Nursing students face admission difficulty
February 25, 2009 7:15 PM
Despite a rising demand for health care practitioners, becoming one at SF State is not a leisurely stroll in the park.
In fact, it's more like a triathlon.
SF State's own nursing program accepts 80 students in the fall and 40 in the spring out of the nearly 800 who actually apply, according to SF State school of nursing director Shirley Girouard.
Jaleel Arnado, a 5th year pre-med student, emphasizes the amount of preparation it takes just to get into medical school, which she is currently applying for.
"On top of having the prerequisites and good grades, you still need to volunteer, work at hospitals and take the MCAT," said Arnado. "For me, it has been really difficult because along with all these science classes, I do volunteer work, and it gets really hard."
The MCAT is the nation's medical college admissions test required for admission to many medical schools.
Every year, about 45,000 students apply to health-related departments nationally and about 22,000 make it in, according to Barry S. Rothman, an SF State health professions advisor. Even more than that are actually good applicants, but there isn't enough space for them, he said.
According to Rothman, health care became extremely privatized about 30 years ago, which drove up costs.
"The more it costs, the harder it is to train more people," Rothman said. "And now, with the beginning of geriatric problems and budget cuts, it will only get worse."
The baby boomers, those born from 1946 to 1964, will begin reaching the retiring age of 65 by 2011 and assistance to these people will be in great demand by 2015, according to John Minnett, president of SF State's Nursing Student Association.
There are 64 million people living in the 6,033 areas of the U.S. with a shortage of primary care professionals, according to the U.S. Department of Health and Human Services. It would take 16,336 professionals to meet this population's need for primary care providers - that is 2,000 people to one practitioner, it said.
Health care staff shortages hit the nursing industry hardest.
"There is a great shortage of nursing faculty, nursing class room space, clinical sites and preceptors - people that work in hospitals with students one-on-one," said Minnett. "Until financial resources [are] allocated to address these needs, the supply of nurses will remain minimal as compared to the need."
Today there are approximately 150,000 unfilled Registered Nurse positions nationally and will grow to 350,000-750,000 by 2020 based on recent projections, according to Minnett.
"The department is not trying to be picky," said Minnett of the nursing department. "The reality is that there just is not enough faculty and classroom space to accommodate more students."
To relieve the shortage, Minnett emphasizes the need for greater funding.
"If we don't increase our capacity to educate and train new nurses, the nursing shortage crisis that has yet to hit in full force will be much worse," he said. "That will translate into poor patient outcomes with a much greater incidence of patient illness and suffering in the next couple of decades to come."
Katie Loggins, a 2nd year graduate nursing student, applied for the nursing program at her city college, only to find out she was number 452 on the list, trying to get into a program that accepts 30 students per semester. A year and a half later, she found herself only in the low 300s of the list, when she decided to apply to SF State's program.
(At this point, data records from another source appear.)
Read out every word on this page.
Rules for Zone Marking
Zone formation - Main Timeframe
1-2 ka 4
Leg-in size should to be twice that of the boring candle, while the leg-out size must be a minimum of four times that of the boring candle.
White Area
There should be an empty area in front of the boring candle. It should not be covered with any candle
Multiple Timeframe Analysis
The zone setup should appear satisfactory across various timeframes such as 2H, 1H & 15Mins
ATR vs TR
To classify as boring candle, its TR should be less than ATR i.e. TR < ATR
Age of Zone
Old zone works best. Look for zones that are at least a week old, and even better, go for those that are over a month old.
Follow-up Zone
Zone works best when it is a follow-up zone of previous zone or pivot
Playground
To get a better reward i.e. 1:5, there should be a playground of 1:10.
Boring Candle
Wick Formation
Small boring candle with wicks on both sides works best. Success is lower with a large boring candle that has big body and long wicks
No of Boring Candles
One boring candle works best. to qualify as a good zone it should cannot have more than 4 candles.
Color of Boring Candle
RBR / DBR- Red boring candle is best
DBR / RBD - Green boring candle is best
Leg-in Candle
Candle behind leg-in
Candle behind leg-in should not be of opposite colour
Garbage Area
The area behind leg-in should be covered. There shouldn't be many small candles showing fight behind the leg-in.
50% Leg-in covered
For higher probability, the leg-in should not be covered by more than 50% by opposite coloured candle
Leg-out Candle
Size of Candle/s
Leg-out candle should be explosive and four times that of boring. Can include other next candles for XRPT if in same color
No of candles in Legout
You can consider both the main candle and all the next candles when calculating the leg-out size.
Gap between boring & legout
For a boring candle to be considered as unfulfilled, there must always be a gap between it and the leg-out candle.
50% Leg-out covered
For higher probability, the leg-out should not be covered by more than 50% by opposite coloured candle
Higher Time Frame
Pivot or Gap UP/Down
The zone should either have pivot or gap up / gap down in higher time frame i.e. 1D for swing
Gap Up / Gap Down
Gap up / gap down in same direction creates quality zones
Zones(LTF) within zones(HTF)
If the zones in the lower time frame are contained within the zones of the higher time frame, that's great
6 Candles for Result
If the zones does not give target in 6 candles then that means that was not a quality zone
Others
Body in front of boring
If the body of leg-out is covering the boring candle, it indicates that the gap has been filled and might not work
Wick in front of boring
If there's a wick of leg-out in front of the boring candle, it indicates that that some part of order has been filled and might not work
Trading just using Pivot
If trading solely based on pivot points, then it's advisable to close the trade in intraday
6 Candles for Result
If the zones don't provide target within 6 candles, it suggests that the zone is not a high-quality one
"I applied with the experience I already had," Loggins said in an email. "My background is in holistic health. I am certified in therapeutic massage, Reiki, Thai massage, studied East African herbalism in Kenya and Tao Shiatsu in Japan."
Though her knowledge in Western medicine was minimal, Loggins' holistic background was appreciated and she was accepted into the program.
Herissa Magadia, a 2nd- year nursing student, attributes her good planning in getting into the nursing program.
"I planned ahead of time what classes to take," she said. "I took several of the required classes in community colleges during summer instead of waiting for a spot at one college campus [and] I did not try to cram all the pre-requisite courses at once."
It's a very stressful process, Magadia says.
For those who do not get into the nursing program, some work on a minor or a different major while continuing to apply, or others pursue a different career altogether,
Donald Pon, a nursing student, applied the first time with just grades, but not enough extracurricular activities. The second time, Pon had the grades and experience by volunteering and doing community service.
"All these items may seem like they are easy to obtain and seem like minor items but they really do make a difference," wrote Pon in an email. "These extracurricular [activities] really help in molding the type of person you want to be when you become a nurse."
But until then, Minnett urges applicants to prepare to work hard to see results in an extremely competitive field.
"[Applicants and students] need to really make themselves stand out in order to get into the nursing program and to get a foot in the door to that first job," he said.
Advanced Life Support and Emergency Medical Technician certifications, working in hospitals as nursing assistants or other unlicensed positions and joining student organizations such as the NSA are a few surefire ways to help, he said.
"In addition to not having the financial support from the state for employing more instructors, the number of students accepted into schools is strongly affected by the number of clinical spaces available," said Loggins. "The economy needs to improve before any changes can be made."